Il prezzo dei future sul greggio Brent aveva dapprima raggiunto i 78,5 dollari al barile, attestandosi poi a circa 75 dollari: in barba ai deliri di “Fredegonda”-Kallas di portare il prezzo a 45 dollari, per «rovinare l'economia russa». E anche i prezzi dell'oro sono aumentati. Il risultato, prevede l'osservatore politico-militare Boris Rožin (il blogger conosciuto come “Colonelcassad”) è che, come piovuti dal cielo, la Russia incamererà miliardi di dollari dall'aumento dei prezzi del petrolio e dalla «rivalutazione delle riserve auree e valutarie». Chiaro che anche a Kiev si comprendano le conseguenze di tale tendenza: un ufficiale ucraino che si firma “Alex” irride a tutti quegli «strateghi che erano felici del calo dei prezzi del petrolio e vedevano in questo la fine della Russia. Affinché si verifichino processi distruttivi nell'economia russa, i prezzi dovrebbero scendere al minimo e rimanerci per più di un anno, ma invece non sono durati nemmeno due mesi».
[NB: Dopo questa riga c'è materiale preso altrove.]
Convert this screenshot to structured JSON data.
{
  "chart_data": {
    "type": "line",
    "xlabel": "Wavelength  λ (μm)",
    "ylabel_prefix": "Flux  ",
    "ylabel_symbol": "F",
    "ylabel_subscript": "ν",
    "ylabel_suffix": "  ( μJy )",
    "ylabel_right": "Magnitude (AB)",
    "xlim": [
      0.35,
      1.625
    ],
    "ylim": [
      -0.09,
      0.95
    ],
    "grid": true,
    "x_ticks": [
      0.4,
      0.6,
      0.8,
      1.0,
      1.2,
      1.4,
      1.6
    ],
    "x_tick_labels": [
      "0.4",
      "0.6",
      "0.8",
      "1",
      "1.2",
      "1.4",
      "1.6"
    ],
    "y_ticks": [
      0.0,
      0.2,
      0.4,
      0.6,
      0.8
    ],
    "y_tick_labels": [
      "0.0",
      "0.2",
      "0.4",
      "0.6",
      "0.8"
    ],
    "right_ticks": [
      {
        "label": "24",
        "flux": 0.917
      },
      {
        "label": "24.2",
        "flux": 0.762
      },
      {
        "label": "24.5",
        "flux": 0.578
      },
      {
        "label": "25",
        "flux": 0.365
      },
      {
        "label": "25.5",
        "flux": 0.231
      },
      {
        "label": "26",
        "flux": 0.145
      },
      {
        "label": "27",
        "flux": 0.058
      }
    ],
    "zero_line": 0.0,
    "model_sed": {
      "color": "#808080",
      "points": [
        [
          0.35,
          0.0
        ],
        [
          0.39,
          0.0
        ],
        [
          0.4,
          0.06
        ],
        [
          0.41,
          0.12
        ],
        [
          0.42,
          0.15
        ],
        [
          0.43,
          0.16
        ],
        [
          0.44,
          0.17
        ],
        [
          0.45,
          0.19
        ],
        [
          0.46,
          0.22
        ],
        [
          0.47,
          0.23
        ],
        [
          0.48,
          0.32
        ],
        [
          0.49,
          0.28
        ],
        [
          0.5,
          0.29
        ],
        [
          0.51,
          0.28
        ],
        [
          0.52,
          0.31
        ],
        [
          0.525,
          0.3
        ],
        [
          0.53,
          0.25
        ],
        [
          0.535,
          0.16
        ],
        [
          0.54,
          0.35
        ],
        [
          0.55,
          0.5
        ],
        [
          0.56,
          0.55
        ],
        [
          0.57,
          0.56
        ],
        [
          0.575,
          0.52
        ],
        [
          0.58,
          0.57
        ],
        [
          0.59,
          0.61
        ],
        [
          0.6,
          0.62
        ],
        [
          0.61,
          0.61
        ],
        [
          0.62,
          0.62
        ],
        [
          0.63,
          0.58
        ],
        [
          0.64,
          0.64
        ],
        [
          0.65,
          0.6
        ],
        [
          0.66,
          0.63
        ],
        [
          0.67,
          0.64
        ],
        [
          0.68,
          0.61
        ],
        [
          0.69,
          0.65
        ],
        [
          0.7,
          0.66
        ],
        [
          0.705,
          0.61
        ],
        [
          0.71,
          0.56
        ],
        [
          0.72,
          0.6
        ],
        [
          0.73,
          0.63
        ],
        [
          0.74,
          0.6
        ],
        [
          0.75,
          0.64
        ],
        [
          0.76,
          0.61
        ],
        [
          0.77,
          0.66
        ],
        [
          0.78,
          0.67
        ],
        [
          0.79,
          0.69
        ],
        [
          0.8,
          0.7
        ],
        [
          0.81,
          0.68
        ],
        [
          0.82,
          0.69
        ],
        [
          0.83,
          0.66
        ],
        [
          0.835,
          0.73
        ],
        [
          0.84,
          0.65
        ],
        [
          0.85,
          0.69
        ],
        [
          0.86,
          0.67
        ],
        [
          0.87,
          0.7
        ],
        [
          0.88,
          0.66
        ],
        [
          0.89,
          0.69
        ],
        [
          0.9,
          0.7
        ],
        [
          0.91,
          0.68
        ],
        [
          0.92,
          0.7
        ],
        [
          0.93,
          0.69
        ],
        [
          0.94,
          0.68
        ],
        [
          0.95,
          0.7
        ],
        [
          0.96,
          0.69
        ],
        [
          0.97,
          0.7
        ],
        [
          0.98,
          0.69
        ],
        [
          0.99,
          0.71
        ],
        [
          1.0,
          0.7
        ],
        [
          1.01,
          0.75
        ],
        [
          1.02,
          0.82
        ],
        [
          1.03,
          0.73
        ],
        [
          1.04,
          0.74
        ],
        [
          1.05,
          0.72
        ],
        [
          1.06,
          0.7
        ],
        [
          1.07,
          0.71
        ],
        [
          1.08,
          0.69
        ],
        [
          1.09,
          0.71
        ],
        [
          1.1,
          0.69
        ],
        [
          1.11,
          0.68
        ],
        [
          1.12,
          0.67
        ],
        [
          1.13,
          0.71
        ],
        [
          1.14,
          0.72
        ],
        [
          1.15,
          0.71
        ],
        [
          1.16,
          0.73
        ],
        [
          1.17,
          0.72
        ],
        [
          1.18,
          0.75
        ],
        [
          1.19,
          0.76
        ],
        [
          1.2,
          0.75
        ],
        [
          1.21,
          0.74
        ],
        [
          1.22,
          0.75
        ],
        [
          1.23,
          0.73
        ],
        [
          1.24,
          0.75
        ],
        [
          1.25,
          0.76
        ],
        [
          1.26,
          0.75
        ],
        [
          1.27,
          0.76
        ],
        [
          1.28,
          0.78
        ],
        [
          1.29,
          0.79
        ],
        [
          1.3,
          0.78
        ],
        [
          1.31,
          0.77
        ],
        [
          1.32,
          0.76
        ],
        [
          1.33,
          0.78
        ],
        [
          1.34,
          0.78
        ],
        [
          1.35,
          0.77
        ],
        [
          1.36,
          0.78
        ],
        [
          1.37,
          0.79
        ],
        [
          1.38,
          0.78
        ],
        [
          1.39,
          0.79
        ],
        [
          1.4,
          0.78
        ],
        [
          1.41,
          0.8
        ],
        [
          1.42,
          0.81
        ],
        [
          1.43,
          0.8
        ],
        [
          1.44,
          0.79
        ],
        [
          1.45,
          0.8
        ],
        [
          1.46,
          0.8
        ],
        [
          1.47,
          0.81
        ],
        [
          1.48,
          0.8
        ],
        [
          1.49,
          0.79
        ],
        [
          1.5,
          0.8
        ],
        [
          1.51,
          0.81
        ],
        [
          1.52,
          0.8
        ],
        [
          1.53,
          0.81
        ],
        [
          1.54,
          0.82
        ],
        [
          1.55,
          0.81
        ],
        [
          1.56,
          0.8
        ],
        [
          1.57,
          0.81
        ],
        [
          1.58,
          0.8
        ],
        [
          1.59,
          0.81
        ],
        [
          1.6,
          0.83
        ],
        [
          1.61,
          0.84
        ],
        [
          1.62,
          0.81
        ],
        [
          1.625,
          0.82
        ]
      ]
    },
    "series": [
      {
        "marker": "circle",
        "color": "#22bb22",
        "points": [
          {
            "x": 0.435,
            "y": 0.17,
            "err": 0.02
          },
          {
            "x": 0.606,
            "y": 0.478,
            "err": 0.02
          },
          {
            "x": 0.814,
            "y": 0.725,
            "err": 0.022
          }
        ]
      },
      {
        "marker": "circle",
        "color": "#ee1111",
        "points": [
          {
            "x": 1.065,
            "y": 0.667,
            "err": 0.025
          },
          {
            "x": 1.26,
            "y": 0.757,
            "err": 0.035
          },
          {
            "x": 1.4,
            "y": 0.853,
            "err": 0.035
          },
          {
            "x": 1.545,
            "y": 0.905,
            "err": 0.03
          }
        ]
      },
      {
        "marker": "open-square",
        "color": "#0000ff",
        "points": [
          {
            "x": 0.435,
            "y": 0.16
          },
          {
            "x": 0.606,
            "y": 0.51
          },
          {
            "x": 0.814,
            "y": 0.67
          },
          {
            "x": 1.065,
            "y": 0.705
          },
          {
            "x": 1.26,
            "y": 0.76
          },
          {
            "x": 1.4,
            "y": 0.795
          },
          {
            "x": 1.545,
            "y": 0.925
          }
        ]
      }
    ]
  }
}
Sul fronte guerreggiato, invece, a parere del colonnello a riposo Anatolij Matvijchuk, l'esercito russo è ora in grado di liberare metà dell'Ucraina. Citando le parole di Vladimir Putin, secondo cui l'obiettivo immediato è oggi quello di preservare le aree di confine e le nuove regioni dalle ingerenze del regime fascista, Matvijchuk specifica che si tratta di «Crimea, LNR e DNR, regione di Zaporože, ma anche delle regioni di Dnepropetrovsk, Kharkov, Cernigov, Sumy e, probabilmente, anche Kirovograd, Odessa e Nikolaev». E, considerata una zona cuscinetto di sicurezza di almeno 100 chilometri, allora si arriva anche al Dnepr. A giudizio di Matvijchuk, Kiev non è più in grado di difendere queste regioni: «l'ingresso nella regione di Dnepropetrovsk ha aperto tre scenari molto interessanti. Il primo è il trasferimento delle ostilità in territorio nemico e Kiev non ha i mezzi per allestire un sistema di linee, posizioni difensive, trincee». Il secondo è, ovviamente, la perdita di immagine. Il terzo è dato dal notevole «elevamento morale dei nostri soldati: l'esercito avanza vincente. Immaginiamo la spinta che stanno provando ora i nostri soldati, rimasti fermi due anni sulla direttrice sud e ora hanno sfondato la difesa alla cui costruzione aveva lavorato l'intera Europa. Potremmo anche non prendere Kramatorsk e Slavjansk, ma possiamo aggirarle e cadranno da sole in mano nostra. Abbiamo un accesso diretto alla costa del mar Nero e, lungo il confine con la Bielorussia, raggiungeremo la linea del Dnepr». 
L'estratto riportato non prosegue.